How to follow your calling
We’re gradually emerging from the coronavirus pandemic. And along with the relief I’ve been feeling has come a sober recognition. We were already in another sort of epidemic before anyone had ever heard of COVID-19.
Aggression, addiction, and anxiety are symptoms of this illness. And these symptoms have become increasingly common for years.
They point to a spiritual condition: despair. The sense that all our struggles and yearnings and sacrifices might be pointless. In other words, we’re in the midst of a crisis of hope.
I wrote my most recent book Looking for God in Messy Places to help us find hope. In its pages I discuss how discerning and responding to your true calling is one of the pillars of a hope-filled life. Here’s a slightly revised excerpt from Chapter Five “Hope and Calling”:
The essential human calling is to love God by loving what God loves, how God loves it.
We frequently refer to this as the Great Commandment or the summary of the Law. Jesus himself summarized the whole Torah by saying that we should love God with every ounce of our being and love our neighbor as if our own life depends upon their well-being (Matthew 22:34-40). Strictly speaking, this is our calling.
When you hear the word commandment, you may think of an order issued or a directive given by an authority figure. If you refuse or fail to obey, negative consequences follow. You might begin to think that if we don’t love, God won’t love us anymore. But again, this is our calling.

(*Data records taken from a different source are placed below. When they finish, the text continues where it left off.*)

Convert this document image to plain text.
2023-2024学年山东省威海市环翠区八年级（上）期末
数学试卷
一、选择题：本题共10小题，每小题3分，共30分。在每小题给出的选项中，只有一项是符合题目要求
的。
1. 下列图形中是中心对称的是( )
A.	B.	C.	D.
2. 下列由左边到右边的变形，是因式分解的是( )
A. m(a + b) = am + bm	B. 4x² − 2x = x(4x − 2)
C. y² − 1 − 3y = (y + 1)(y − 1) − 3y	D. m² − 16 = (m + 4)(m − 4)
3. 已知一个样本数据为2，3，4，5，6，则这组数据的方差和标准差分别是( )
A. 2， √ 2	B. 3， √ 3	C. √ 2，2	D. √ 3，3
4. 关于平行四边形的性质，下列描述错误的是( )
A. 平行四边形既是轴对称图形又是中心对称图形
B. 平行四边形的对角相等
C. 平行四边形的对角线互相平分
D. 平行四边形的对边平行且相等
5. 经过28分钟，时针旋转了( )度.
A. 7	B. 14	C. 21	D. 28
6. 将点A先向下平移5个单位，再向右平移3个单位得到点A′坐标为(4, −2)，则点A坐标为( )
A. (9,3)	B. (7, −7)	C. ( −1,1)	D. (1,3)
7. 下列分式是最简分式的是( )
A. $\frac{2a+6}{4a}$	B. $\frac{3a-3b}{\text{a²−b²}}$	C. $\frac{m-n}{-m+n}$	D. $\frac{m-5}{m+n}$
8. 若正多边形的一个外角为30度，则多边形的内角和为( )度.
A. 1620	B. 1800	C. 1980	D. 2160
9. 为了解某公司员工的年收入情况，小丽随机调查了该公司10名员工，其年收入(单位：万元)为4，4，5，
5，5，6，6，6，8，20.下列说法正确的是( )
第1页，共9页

God’s love attracts us, draws us toward love. God loves us because God’s very nature is love. Love invites us into itself, to become one. Love invites us to be love and become our truest selves. So, our calling is to be the image of God in whatever occupation, situation, or set of circumstances in which we find ourselves. This is who we were created to be….
Experiencing a sense of calling brings with it the realization that your existence on this planet makes a difference. Think of it as your “George Bailey” moment.
George Bailey is the protagonist of the classic Christmas film It’s a Wonderful Life. Facing scandal from a financial crisis not of his own making, George decides to take his own life. He leaps from a bridge into the icy waters below.
An inept but kindly angel named Clarence rescues him from drowning and introduces him to a world with which he is completely unfamiliar: the world that never knew the small kindnesses and selfless generosity of George Bailey, the world as it would have been had George never existed.
His beloved hometown was a meaner, bleaker place because he had never lived there. The people he had known as lively and joyful were guarded, irritable, or timid.
George had been the president of a small, struggling savings and loan. He didn’t pursue wealth, celebrity, or political influence. On the contrary, he drew a meager salary and lived modestly in order to put the bank’s resources to work improving the lives of his hardworking, struggling neighbors through loans that other institutions would not risk.
Most of us will live quite ordinary lives in jobs we take to make ends meet. These jobs are not likely to offer us a great platform from which to change the world. However, in almost every line of work, we encounter people. We brush up against Jesus’s sheep, and we can feed them with our respect, attention, and kindness.
For instance, my mother’s last job was behind a deli counter in a grocery store. She greeted people by name and remembered their usual orders. Her focus was on making her customers’ day better. She fed Jesus’s sheep, and her attention to serving others was the source of her own hopefulness.
Researchers would probably say that my mother had stumbled onto one of the keys to a fulfilling life. Devoting ourselves to helping others in our daily work makes that work, whatever it may be, seem worthwhile. We feel that we’re making a difference.
Emily Esfahani Smith writes, “No matter what occupies our days, when we reframe our tasks as opportunities to help others, our lives and our work feel more significant.” Or as Jesus put it, “Those who want to save their life will lose it, and those who lose their life for my sake will find it” (Matthew 16:25).
Devoting our lives to the well-being of others—losing our lives—is a way of being ready for what we are all called to do: give ourselves back to God.